The Rat Pack - Live From Las Vegas is a musical produced by Flying Music Group Ltd. It was conceived and created by Mitch Sebastian, who was also the original director and choreographer.

==Early UK productions==

Developed over three years the original production opened outside London, England, at the Beck Theatre, Hayes, in January 2000. A short tour featured Louis Hoover as Frank Sinatra, Michael Howe as Dean Martin and Peter Straker as Sammy Davis Junior. The show was rewritten and new set designs were added for a second UK tour in 2001 with Alex Bourne and George Daniel Long playing Dean Martin and Sammy Davis Junior. It was not until the 2002 UK Tour that the show found an audience. Further rewrites and new set designs by Sean Kavanagh with costume designs by Paul Clarke and a cast that featured Stephen Triffit (Sinatra) Mark Adams (Martin) and Long (Davis) led to a 6-month tour.

The production transferred to the West End for a twelve-week engagement at Theatre Royal Haymarket in 2003. It then transferred to Strand Theatre (now Novello Theatre), where it played for two years. The original West End cast starred Adams (Martin), Long (Davis), and Triffitt (Sinatra). In May 2005, the show transferred to the Savoy Theatre where it ran for another two years, for a total run of more than 1,000 performances.

==Subsequent productions==
A new limited season was performed at the Adelphi Theatre in London from September 2009 to January 2010 starring Craige Els (Martin), Giles Terrera (Davis), and Louis Hoover (Sinatra). It then played for another limited season at the Wyndhams Theatre in 2011–2012 with the original cast.

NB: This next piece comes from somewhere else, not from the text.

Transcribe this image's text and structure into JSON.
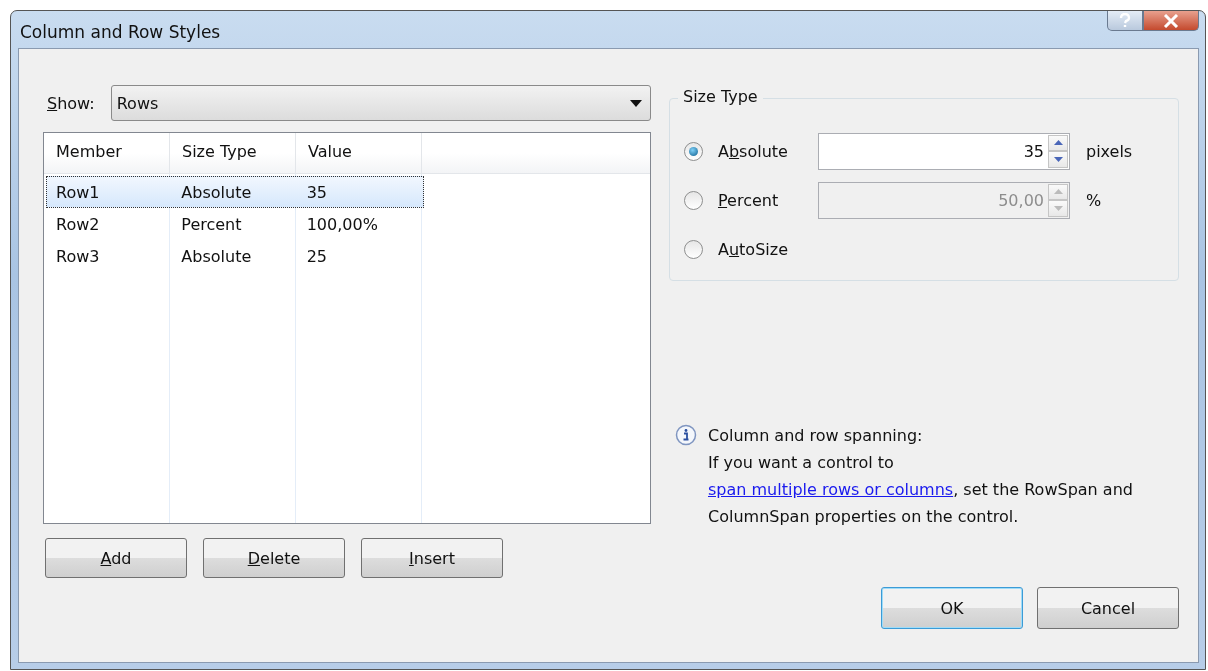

By 2014, it had also played at Peacock Theatre, London Palladium and Theatre Royal Drury Lane. In December 2017 it returned to the Theatre Royal Haymarket, with Nicola Emmanuelle as Ella Fitzgerald. It closed in February 2018 followed by another UK tour which finished in June 2018.

A European tour premiered in 2004 and ran for four years playing, Germany, Austria, Italy, Spain, Norway and Denmark. The show was renamed The Ratpack Live from the Sands when it embarked on its first US Tour in 2005. It continued to tour America as part of the Broadway series for a subsequent four seasons. Another production played in Toronto's Canon Theatre. Sebastian also directed a filming of the show for PBS in America, with (Giles Terrera as Davis.

==Recordings and accolades==
The Original West End cast recording was made early in the run at the Novello Theatre featuring the original cast.

The show was nominated for best new musical in the Whatsonstage.com Awards and for best entertainment in the 2003 Laurence Olivier Awards.